RTSP (Real-Time Streaming Protocol) is the "remote control" for a video stream. It does not carry the video itself; it sets up and controls the session — DESCRIBE to learn what a stream offers, SETUP to negotiate transport, then PLAY, PAUSE, and TEARDOWN. When a VMS connects to a camera at a URL like rtsp://camera/stream1, RTSP is the conversation that establishes how the live feed will flow.
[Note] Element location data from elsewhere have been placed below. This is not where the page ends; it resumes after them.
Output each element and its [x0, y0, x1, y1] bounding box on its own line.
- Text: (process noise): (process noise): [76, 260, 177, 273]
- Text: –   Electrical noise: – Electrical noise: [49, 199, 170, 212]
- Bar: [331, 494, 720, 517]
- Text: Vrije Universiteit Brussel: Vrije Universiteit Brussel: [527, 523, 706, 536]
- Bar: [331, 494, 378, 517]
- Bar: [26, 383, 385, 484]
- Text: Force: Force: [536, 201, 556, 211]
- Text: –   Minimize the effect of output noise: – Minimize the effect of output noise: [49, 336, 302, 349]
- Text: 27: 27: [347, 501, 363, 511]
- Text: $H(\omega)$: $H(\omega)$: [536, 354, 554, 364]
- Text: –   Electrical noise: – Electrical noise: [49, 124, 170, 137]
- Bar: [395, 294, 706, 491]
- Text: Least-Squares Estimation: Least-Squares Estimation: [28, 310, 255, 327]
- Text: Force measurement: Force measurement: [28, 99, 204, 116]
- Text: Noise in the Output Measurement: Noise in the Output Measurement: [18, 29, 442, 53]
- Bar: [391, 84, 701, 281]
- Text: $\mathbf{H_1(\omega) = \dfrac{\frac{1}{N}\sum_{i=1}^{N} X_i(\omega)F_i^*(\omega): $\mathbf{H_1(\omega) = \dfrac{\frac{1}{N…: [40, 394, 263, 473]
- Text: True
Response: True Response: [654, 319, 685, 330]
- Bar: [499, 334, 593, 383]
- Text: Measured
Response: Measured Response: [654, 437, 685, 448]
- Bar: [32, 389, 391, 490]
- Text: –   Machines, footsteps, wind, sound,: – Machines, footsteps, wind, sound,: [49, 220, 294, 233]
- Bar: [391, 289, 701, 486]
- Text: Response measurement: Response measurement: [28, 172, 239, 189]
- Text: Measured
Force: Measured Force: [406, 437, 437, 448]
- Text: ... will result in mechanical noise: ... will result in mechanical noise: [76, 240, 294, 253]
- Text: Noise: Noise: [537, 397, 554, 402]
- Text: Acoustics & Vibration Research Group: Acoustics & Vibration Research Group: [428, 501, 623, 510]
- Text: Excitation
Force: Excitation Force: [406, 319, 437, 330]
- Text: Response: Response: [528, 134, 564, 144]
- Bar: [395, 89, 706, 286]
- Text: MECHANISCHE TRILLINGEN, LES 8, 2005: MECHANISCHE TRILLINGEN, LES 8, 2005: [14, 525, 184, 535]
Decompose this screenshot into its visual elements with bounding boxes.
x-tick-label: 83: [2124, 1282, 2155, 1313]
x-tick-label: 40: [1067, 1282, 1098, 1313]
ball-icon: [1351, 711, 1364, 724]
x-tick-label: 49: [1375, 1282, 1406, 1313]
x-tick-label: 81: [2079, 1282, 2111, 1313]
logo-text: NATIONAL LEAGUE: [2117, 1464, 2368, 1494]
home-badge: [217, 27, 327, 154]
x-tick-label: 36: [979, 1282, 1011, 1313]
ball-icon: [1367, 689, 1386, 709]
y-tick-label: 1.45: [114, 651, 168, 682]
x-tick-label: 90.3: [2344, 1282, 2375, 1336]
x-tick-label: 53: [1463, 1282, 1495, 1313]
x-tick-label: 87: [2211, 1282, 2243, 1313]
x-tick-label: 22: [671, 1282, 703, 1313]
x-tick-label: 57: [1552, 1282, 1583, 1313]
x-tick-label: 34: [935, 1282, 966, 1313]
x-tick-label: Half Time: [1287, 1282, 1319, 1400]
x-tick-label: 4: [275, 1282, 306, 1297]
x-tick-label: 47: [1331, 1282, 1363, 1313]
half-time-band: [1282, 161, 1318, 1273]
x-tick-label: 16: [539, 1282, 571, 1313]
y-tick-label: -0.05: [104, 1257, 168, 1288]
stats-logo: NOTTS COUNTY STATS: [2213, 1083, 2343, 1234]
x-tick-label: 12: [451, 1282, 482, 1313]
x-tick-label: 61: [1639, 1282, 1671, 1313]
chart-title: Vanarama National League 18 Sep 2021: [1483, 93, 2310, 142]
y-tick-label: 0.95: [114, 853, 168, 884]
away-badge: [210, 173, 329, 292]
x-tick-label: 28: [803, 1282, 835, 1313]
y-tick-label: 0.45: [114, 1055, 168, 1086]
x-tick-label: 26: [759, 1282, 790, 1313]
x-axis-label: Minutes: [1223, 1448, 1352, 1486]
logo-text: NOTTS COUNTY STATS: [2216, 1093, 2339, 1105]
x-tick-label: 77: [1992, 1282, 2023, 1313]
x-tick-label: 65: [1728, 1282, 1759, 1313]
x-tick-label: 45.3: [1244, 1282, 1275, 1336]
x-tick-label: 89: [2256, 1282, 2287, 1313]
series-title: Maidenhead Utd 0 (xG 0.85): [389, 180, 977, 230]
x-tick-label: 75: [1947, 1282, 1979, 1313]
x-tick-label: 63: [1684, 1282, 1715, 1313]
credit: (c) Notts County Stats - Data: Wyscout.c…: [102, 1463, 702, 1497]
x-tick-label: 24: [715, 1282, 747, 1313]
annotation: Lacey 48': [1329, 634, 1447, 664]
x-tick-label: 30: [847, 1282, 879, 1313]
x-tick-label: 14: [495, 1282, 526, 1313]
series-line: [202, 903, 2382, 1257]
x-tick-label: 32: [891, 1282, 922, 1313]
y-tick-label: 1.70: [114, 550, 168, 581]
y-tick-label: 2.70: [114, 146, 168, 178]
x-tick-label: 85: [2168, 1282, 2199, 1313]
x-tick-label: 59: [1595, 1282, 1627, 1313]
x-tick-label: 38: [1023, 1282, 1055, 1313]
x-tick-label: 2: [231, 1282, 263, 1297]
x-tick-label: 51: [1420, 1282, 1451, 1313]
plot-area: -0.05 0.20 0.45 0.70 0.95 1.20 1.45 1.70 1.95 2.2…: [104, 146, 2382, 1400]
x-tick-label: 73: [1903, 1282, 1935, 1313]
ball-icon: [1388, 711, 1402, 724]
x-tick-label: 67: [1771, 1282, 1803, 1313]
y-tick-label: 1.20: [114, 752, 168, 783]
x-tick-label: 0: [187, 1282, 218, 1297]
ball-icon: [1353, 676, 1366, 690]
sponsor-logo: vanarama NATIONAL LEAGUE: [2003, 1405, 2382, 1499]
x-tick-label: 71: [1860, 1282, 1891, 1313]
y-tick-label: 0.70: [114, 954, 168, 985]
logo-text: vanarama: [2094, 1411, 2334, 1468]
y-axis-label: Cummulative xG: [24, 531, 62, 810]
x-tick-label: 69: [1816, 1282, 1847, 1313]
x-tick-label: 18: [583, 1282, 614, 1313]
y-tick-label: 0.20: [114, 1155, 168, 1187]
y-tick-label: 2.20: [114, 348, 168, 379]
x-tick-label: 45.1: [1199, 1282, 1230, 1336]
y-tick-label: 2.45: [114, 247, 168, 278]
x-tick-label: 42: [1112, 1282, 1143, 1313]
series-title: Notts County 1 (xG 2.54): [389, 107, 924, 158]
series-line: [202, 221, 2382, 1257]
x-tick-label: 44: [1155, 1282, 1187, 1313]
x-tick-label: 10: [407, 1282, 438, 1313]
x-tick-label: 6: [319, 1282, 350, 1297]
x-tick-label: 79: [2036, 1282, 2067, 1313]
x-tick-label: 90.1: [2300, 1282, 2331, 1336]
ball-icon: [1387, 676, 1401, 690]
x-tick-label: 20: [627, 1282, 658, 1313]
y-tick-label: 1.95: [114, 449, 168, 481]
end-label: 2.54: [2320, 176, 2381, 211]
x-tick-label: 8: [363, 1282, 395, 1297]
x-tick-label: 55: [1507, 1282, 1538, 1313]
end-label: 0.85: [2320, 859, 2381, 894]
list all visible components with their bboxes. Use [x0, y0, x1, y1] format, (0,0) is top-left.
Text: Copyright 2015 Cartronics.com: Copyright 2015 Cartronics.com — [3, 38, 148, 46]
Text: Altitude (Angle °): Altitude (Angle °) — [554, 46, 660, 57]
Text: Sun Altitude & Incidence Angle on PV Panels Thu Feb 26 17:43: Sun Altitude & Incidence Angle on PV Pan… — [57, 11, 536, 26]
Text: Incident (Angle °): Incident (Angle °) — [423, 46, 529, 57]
It is standardised by the IETF in RFC 2326 (RTSP 1.0, 1998) and RFC 7826 (RTSP 2.0, 2016).
In a surveillance pipeline, ONVIF typically discovers the camera and hands over its RTSP stream URIs; the VMS then opens an RTSP session, and the actual media is delivered by RTP underneath, described by SDP. This division of labour — RTSP to control, RTP to transport, SDP to describe — is the backbone of how nearly every IP camera delivers live video.
The pitfall is networking, not the protocol. RTSP/RTP commonly runs over UDP for low latency, which firewalls and NAT can block or mangle, producing the classic "camera connects but no video" symptom; switching to RTSP-over-TCP (interleaving the media in the control channel) fixes many such cases at the cost of some latency. The deep transport behaviour is owned by the Video Streaming section; for surveillance, RTSP is simply how the stream gets turned on.